Among the topics of the day were how to prevent animal rights groups from using a romantic ideal of Native Americans in their propaganda which is at exact cross purposes to the reality that tribes are facing on the ground; what to do about all of the horses that are abandoned on tribal lands; internal policies that tribes can adopt to help manage the surplus of horses; and efforts to collaborate with non-Indian organizations like the United Organizations in order to further the best interests of horses and horse people at the state and federal levels. Katherine Minthorn Good Luck has been officially designated as the Tribes’ representative to the United Organizations of the Horse’s Founding Leadership Team and will be working with us to organize efforts across the Nation.

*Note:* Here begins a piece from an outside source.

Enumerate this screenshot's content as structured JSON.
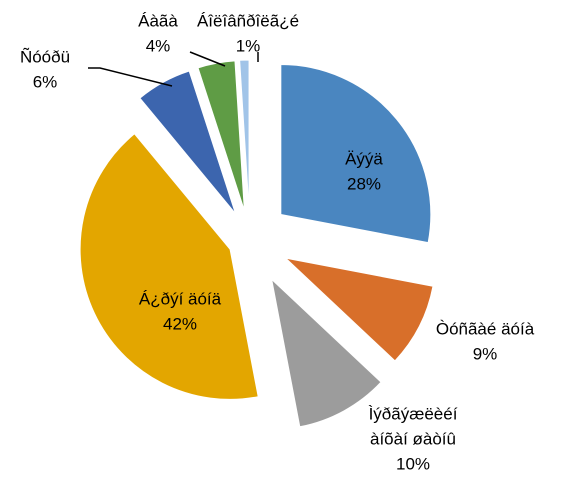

In addition, the National Tribal Horse Coalition is drafting a resolution based on a long-standing resolution of the Oglala Sioux Tribe in support of the abilities of tribes to manage horses that they will sponsor at the National Congress of American Indians. Chuck Jacobs, a rancher and horseman from Porcupine, South Dakota was in Fort Hall representing the Oglala, and described the efforts to date to combat federal legislation that would further restrict the tribes’ ability to manage horses, as well as the measures they had taken in South Dakota such as doing away with the “open range” laws on the reservation so that horse owners could be held accountable for loose horses on roads and highways.

Jason Smith from the Warm Springs Reservation in Oregon gave an excellent presentation about their traditional management and uses of horses, how the horse population has gotten out of hand since there is no longer a viable market for horses that need to be culled from the herd to keep it at sustainable levels, and their efforts to build a processing facility on their reservation. Because of regulatory roadblocks which are going to take some time to work through, even for tribes on sovereign lands, they may try to open a rendering plant, first, and then a processing plant second. This will bring many benefits to not only their own tribe in the way of jobs for their people, a boost to the local economy, and a much needed equine management tool, but to other tribes, and non-native horse people as well.

Arlen Washines of the Yakama noted that his people are particularly looking forward to an outlet for their excess horses. Their tribal lands are overrun with some 12,000 head of feral horses which are degrading the habitat, destroying the medicinal and sacred plant species so central to their cultural ways, and severely impacting the native wildlife that they depend on, particularly the salmon which suffer because of stream bank damage, erosion and silt off of barren lands. Jim Stephenson, Big Game Biologist for the Yakama Nation Wildlife, Range and Vegetation Management Program shared a 2007 report, “Wild Horses of the Yakama Nation: a Community based Strategy to Develop Regulatory Standards and Sustainable Management Practices,” that was accomplished through a grant from the Administration for Native Americans.

Sue Wallis, from the Founding Leadership Team of the United Organizations of the Horse presented the efforts to unite the voices of horse people across the Nation. Wallis discussed the current activities in state legislatures, and in Washington D.C. to develop bill language that would support the horse industry and horse people instead of destroying our ability to manage, use, and enjoy horses. She wholeheartedly welcomed the Tribes’ to the United Organizations of the Horse.